The median age was 76 years. The median OS was 14.7 months and 9.6 months in the AZA + VEN and AZA + PBO arms, respectively, at a median follow-up of 20.5 months (hazard ratio, 0.66; 95% confidence interval [CI], 0.52-0.85; P <.001), representing a 34% reduction in the risk for death. The median number of cycles was 7.0 and 4.5 in the AZA + VEN and AZA + PBO arms, respectively. CR + CRi was achieved by 66% and 28% of patients in the AZA + VEN versus AZA + PBO arms, respectively (P <.001). In the AZA + VEN arm, the median time to first CR or CRi was 1.3 months (95% CI, 0.6-9.9) and the duration of CR + CRi was 17.5 months; for the AZA + PBO arm, the median time to first CR or CRi was 2.8 months (95% CI, 0.8-13.2) and the duration of CR + CRi was 13.4 months. In the AZA + VEN arm, rates of CR + CRi in patients with poor and intermediate cytogenetic risk were 53% and 74%, respectively, whereas in patients with de novo and secondary AML, these rates were 66% and 67%, respectively. In the AZA + PBO arm, rates of CR + CRi in patients with poor and intermediate cytogenetic risk were 23% and 32%, respectively, whereas in patients with de novo and secondary AML, these rates were 30% and 23%, respectively.

Grade ≥3 hematologic adverse events (AEs) in the AZA + VEN versus AZA + PBO arms, respectively, included thrombocytopenia in 45% versus 38%, neutropenia in 42% versus 29%, febrile neutropenia in 42% versus 19%, anemia in 26% versus 20%, and leukopenia in 21% versus 12% of patients. Gastrointestinal AEs of all grades were common in both the AZA + VEN and AZA + PBO arms, including nausea in 44% and 35%, constipation in 43% and 39%, diarrhea in 41% and 33%, and vomiting in 30% and 23% of patients, respectively.
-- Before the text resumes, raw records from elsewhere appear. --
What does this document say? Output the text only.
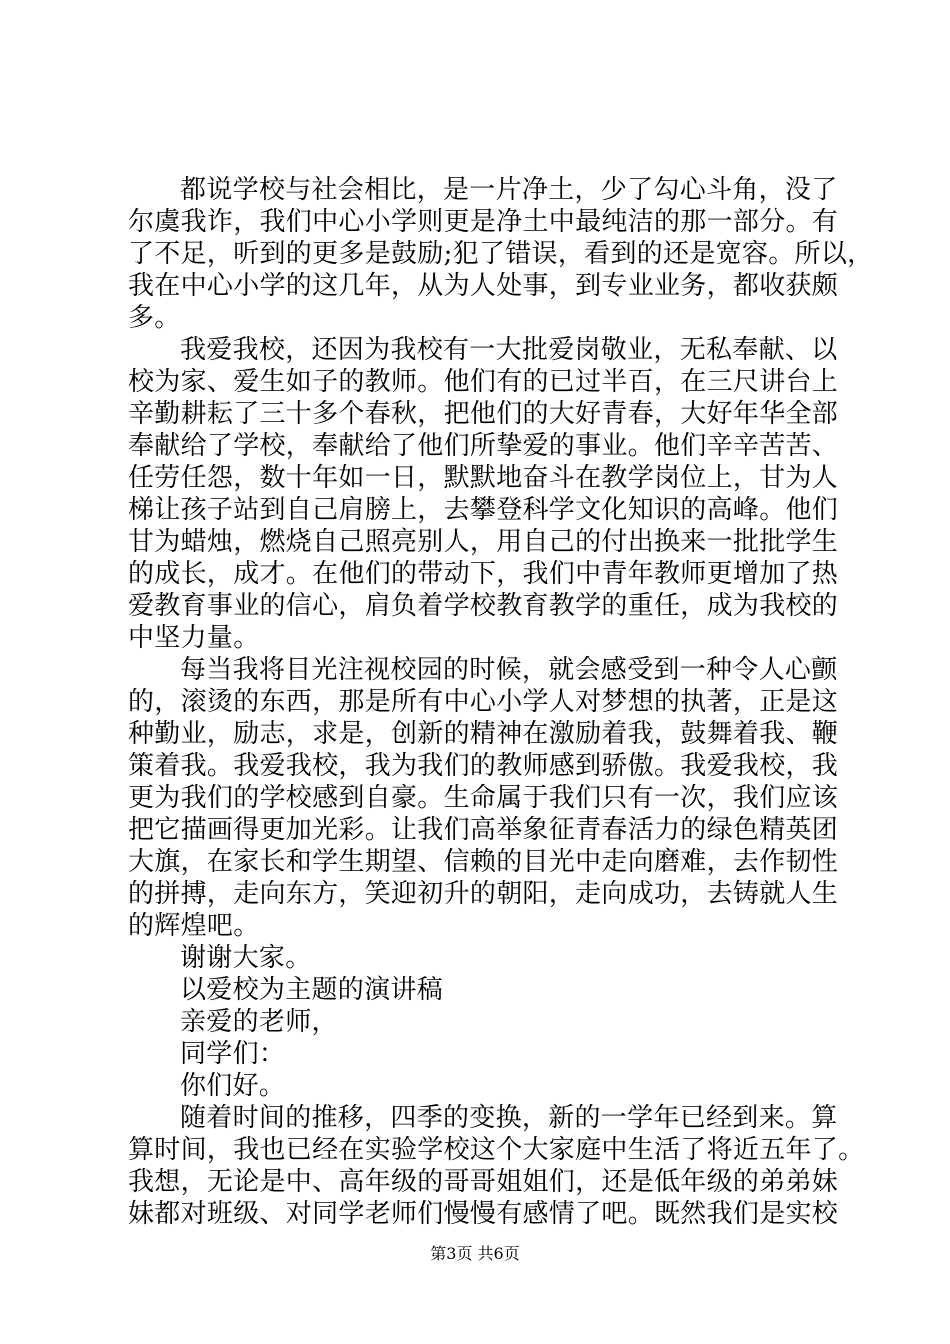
都说学校与社会相比，是一片净土，少了勾心斗角，没了
尔虞我诈，我们中心小学则更是净土中最纯洁的那一部分。有
了不足，听到的更多是鼓励;犯了错误，看到的还是宽容。所以，
我在中心小学的这几年，从为人处事，到专业业务，都收获颇
多。
我爱我校，还因为我校有一大批爱岗敬业，无私奉献、以
校为家、爱生如子的教师。他们有的已过半百，在三尺讲台上
辛勤耕耘了三十多个春秋，把他们的大好青春，大好年华全部
奉献给了学校，奉献给了他们所挚爱的事业。他们辛辛苦苦、
任劳任怨，数十年如一日，默默地奋斗在教学岗位上，甘为人
梯让孩子站到自己肩膀上，去攀登科学文化知识的高峰。他们
甘为蜡烛，燃烧自己照亮别人，用自己的付出换来一批批学生
的成长，成才。在他们的带动下，我们中青年教师更增加了热
爱教育事业的信心，肩负着学校教育教学的重任，成为我校的
中坚力量。
每当我将目光注视校园的时候，就会感受到一种令人心颤
的，滚烫的东西，那是所有中心小学人对梦想的执著，正是这
种勤业，励志，求是，创新的精神在激励着我，鼓舞着我、鞭
策着我。我爱我校，我为我们的教师感到骄傲。我爱我校，我
更为我们的学校感到自豪。生命属于我们只有一次，我们应该
把它描画得更加光彩。让我们高举象征青春活力的绿色精英团
大旗，在家长和学生期望、信赖的目光中走向磨难，去作韧性
的拼搏，走向东方，笑迎初升的朝阳，走向成功，去铸就人生
的辉煌吧。
谢谢大家。
以爱校为主题的演讲稿
亲爱的老师，
同学们：
你们好。
随着时间的推移，四季的变换，新的一学年已经到来。算
算时间，我也已经在实验学校这个大家庭中生活了将近五年了。
我想，无论是中、高年级的哥哥姐姐们，还是低年级的弟弟妹
妹都对班级、对同学老师们慢慢有感情了吧。既然我们是实校
第3页 共6页
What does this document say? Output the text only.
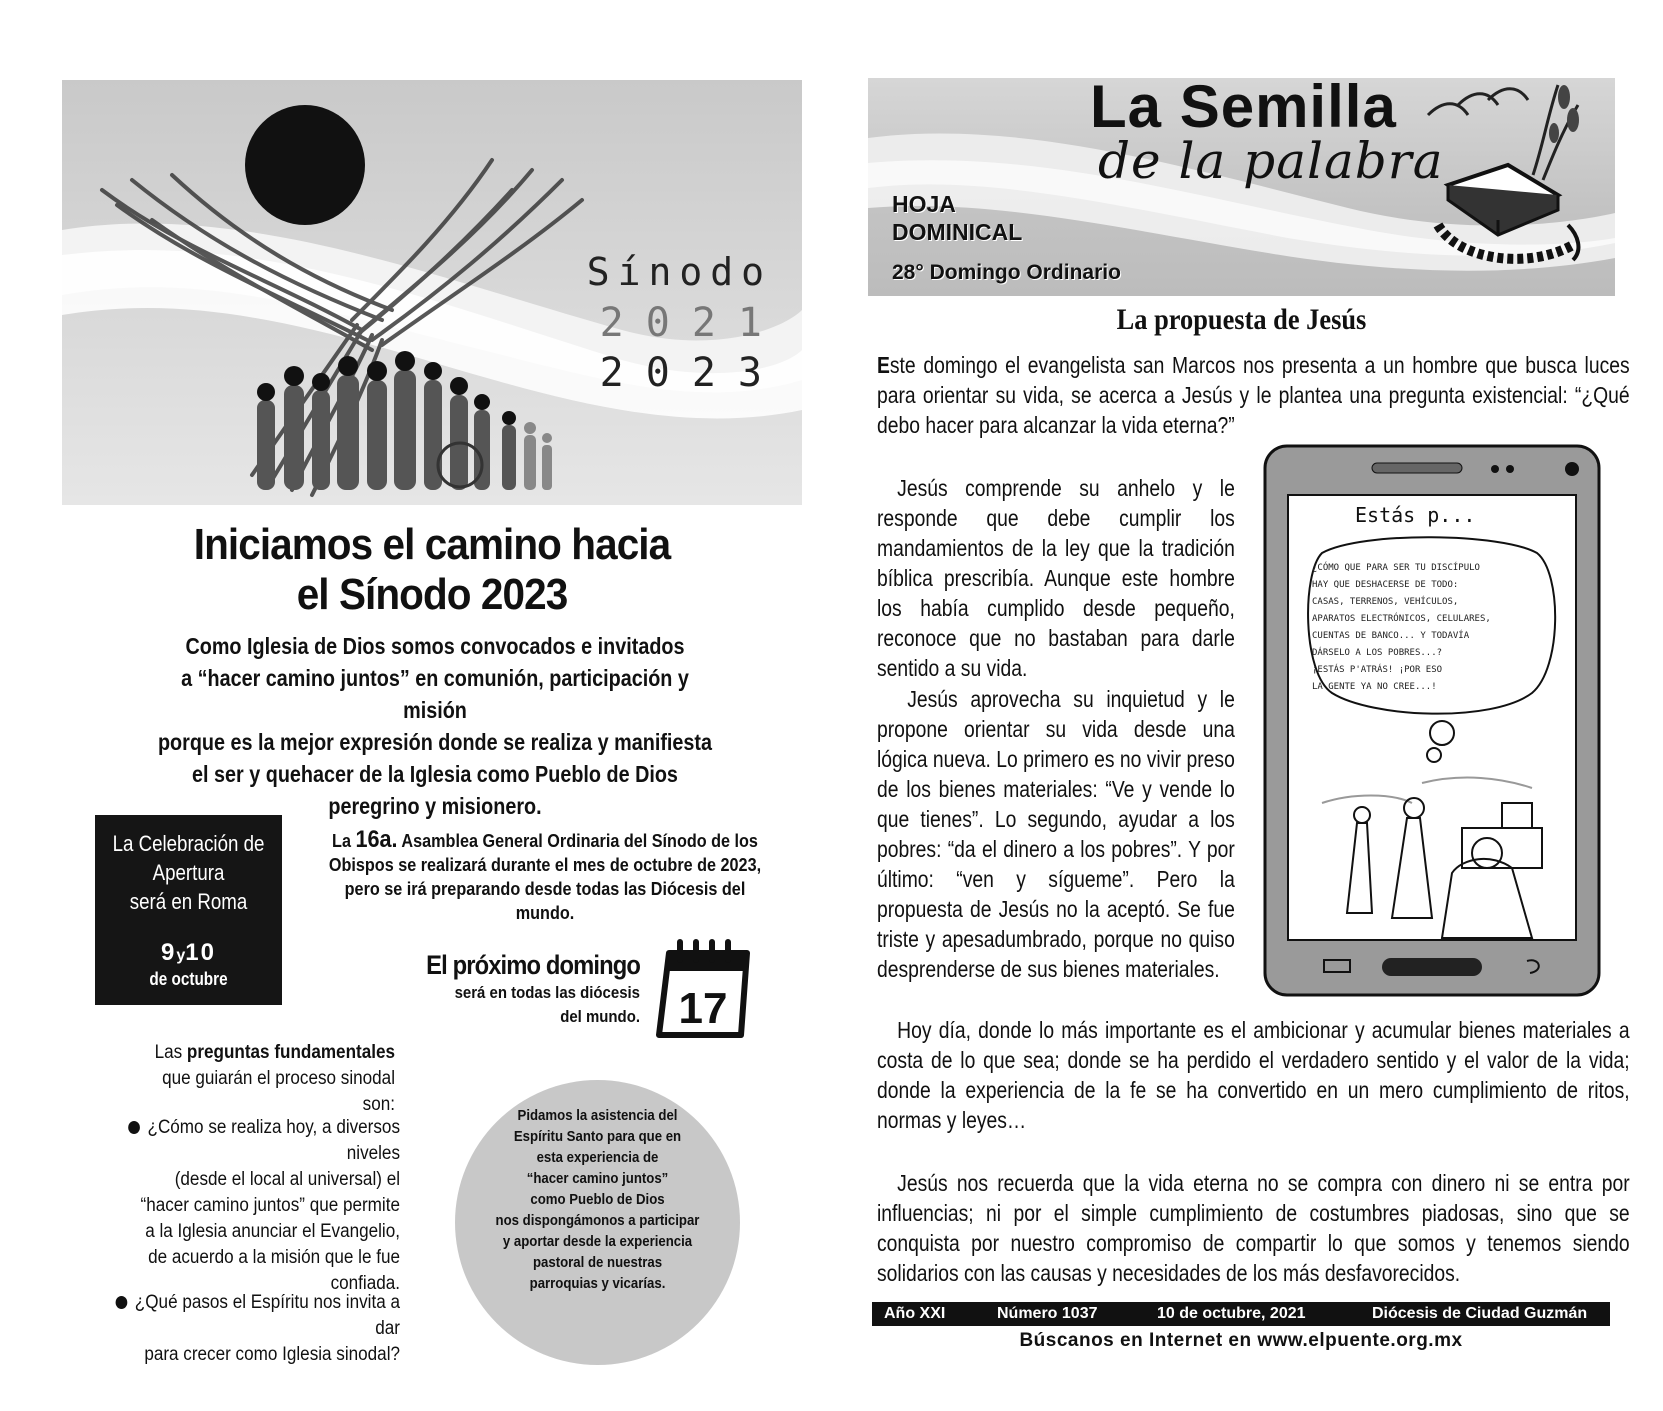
Sínodo
2021
2023
Iniciamos el camino hacia
el Sínodo 2023
Como Iglesia de Dios somos convocados e invitados
a “hacer camino juntos” en comunión, participación y misión
porque es la mejor expresión donde se realiza y manifiesta
el ser y quehacer de la Iglesia como Pueblo de Dios
peregrino y misionero.
La Celebración de
Apertura
será en Roma
9y10
de octubre
La 16a. Asamblea General Ordinaria del Sínodo de los
Obispos se realizará durante el mes de octubre de 2023,
pero se irá preparando desde todas las Diócesis del mundo.
El próximo domingo
será en todas las diócesis
del mundo. 17
Las preguntas fundamentales
que guiarán el proceso sinodal son:
¿Cómo se realiza hoy, a diversos niveles
(desde el local al universal) el
“hacer camino juntos” que permite
a la Iglesia anunciar el Evangelio,
de acuerdo a la misión que le fue confiada.
¿Qué pasos el Espíritu nos invita a dar
para crecer como Iglesia sinodal?
Pidamos la asistencia del
Espíritu Santo para que en
esta experiencia de
“hacer camino juntos”
como Pueblo de Dios
nos dispongámonos a participar
y aportar desde la experiencia
pastoral de nuestras
parroquias y vicarías.
La Semilla
de la palabra
HOJA
DOMINICAL
28° Domingo Ordinario
La propuesta de Jesús
Este domingo el evangelista san Marcos nos presenta a un hombre que busca luces para orientar su vida, se acerca a Jesús y le plantea una pregunta existencial: “¿Qué debo hacer para alcanzar la vida eterna?”
Jesús comprende su anhelo y le responde que debe cumplir los mandamientos de la ley que la tradición bíblica prescribía. Aunque este hombre los había cumplido desde pequeño, reconoce que no bastaban para darle sentido a su vida.
Jesús aprovecha su inquietud y le propone orientar su vida desde una lógica nueva. Lo primero es no vivir preso de los bienes materiales: “Ve y vende lo que tienes”. Lo segundo, ayudar a los pobres: “da el dinero a los pobres”. Y por último: “ven y sígueme”. Pero la propuesta de Jesús no la aceptó. Se fue triste y apesadumbrado, porque no quiso desprenderse de sus bienes materiales.
Estás p...
¿CÓMO QUE PARA SER TU DISCÍPULO
HAY QUE DESHACERSE DE TODO:
CASAS, TERRENOS, VEHÍCULOS,
APARATOS ELECTRÓNICOS, CELULARES,
CUENTAS DE BANCO... Y TODAVÍA
DÁRSELO A LOS POBRES...?
¡ESTÁS P'ATRÁS! ¡POR ESO
LA GENTE YA NO CREE...!
Hoy día, donde lo más importante es el ambicionar y acumular bienes materiales a costa de lo que sea; donde se ha perdido el verdadero sentido y el valor de la vida; donde la experiencia de la fe se ha convertido en un mero cumplimiento de ritos, normas y leyes…
Jesús nos recuerda que la vida eterna no se compra con dinero ni se entra por influencias; ni por el simple cumplimiento de costumbres piadosas, sino que se conquista por nuestro compromiso de compartir lo que somos y tenemos siendo solidarios con las causas y necesidades de los más desfavorecidos.
Año XXI	Número 1037	10 de octubre, 2021	Diócesis de Ciudad Guzmán
Búscanos en Internet en www.elpuente.org.mx
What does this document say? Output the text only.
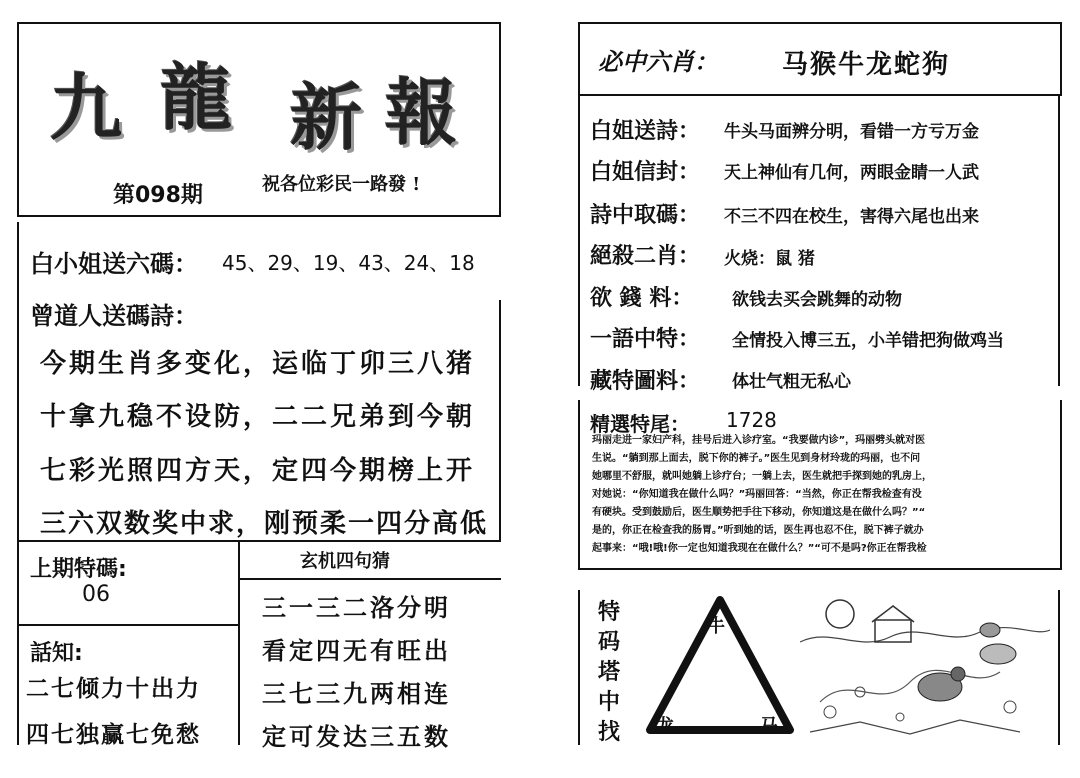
九 龍 新 報
第098期	祝各位彩民一路發 !
白小姐送六碼： 45、29、19、43、24、18
曾道人送碼詩：
今期生肖多变化，运临丁卯三八猪
十拿九稳不设防，二二兄弟到今朝
七彩光照四方天，定四今期榜上开
三六双数奖中求，刚预柔一四分高低
上期特碼:
06
話知:
二七倾力十出力
四七独赢七免愁
玄机四句猜
三一三二洛分明
看定四无有旺出
三七三九两相连
定可发达三五数
必中六肖： 马猴牛龙蛇狗
白姐送詩： 牛头马面辨分明，看错一方亏万金
白姐信封： 天上神仙有几何，两眼金睛一人武
詩中取碼： 不三不四在校生，害得六尾也出来
絕殺二肖： 火烧：鼠 猪
欲 錢 料： 欲钱去买会跳舞的动物
一語中特： 全情投入博三五，小羊错把狗做鸡当
藏特圖料： 体壮气粗无私心
精選特尾： 1728
玛丽走进一家妇产科，挂号后进入诊疗室。“我要做内诊”，玛丽劈头就对医
生说。“躺到那上面去，脱下你的裤子。”医生见到身材玲珑的玛丽，也不问
她哪里不舒服，就叫她躺上诊疗台；一躺上去，医生就把手探到她的乳房上，
对她说：“你知道我在做什么吗？”玛丽回答：“当然，你正在帮我检查有没
有硬块。受到鼓励后，医生顺势把手往下移动，你知道这是在做什么吗？”“
是的，你正在检查我的肠胃。”听到她的话，医生再也忍不住，脱下裤子就办
起事来：“哦!哦!你一定也知道我现在在做什么？”“可不是吗?你正在帮我检
特
码
塔
中
找
牛
龙	马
Grade ≥3 AEs of note in the AZA + VEN versus AZA + PBO arms were febrile neutropenia in 30% versus 10% and pneumonia in 16% versus 22% of patients, respectively. Laboratory tumor lysis syndrome was observed in only 1% of patients in the AZA + VEN arm. The 30-day mortality rates were 7% (N = 21) and 6% (N = 9) for AZA + VEN and AZA + PBO, respectively.

The addition of VEN to AZA in treatment-naïve patients with AML ineligible for intensive therapy because of medical comorbidities and/or advanced age (≥75 years) produced statistically significantly greater response rates and OS versus AZA alone, with an acceptable safety profile.

Reference

DiNardo C, Jonas B, Pullarkat V, et al. A Randomized, Double-Blind, Placebo-Controlled Study of Venetoclax with Azacitidine vs Azacitidine in Treatment-Naïve Patients with Acute Myeloid Leukemia Ineligible for Intensive Therapy-VIALE-A. Presented at: 25th European Hematology Association Congress Virtual; June 11-21, 2020. Abstract LB2601.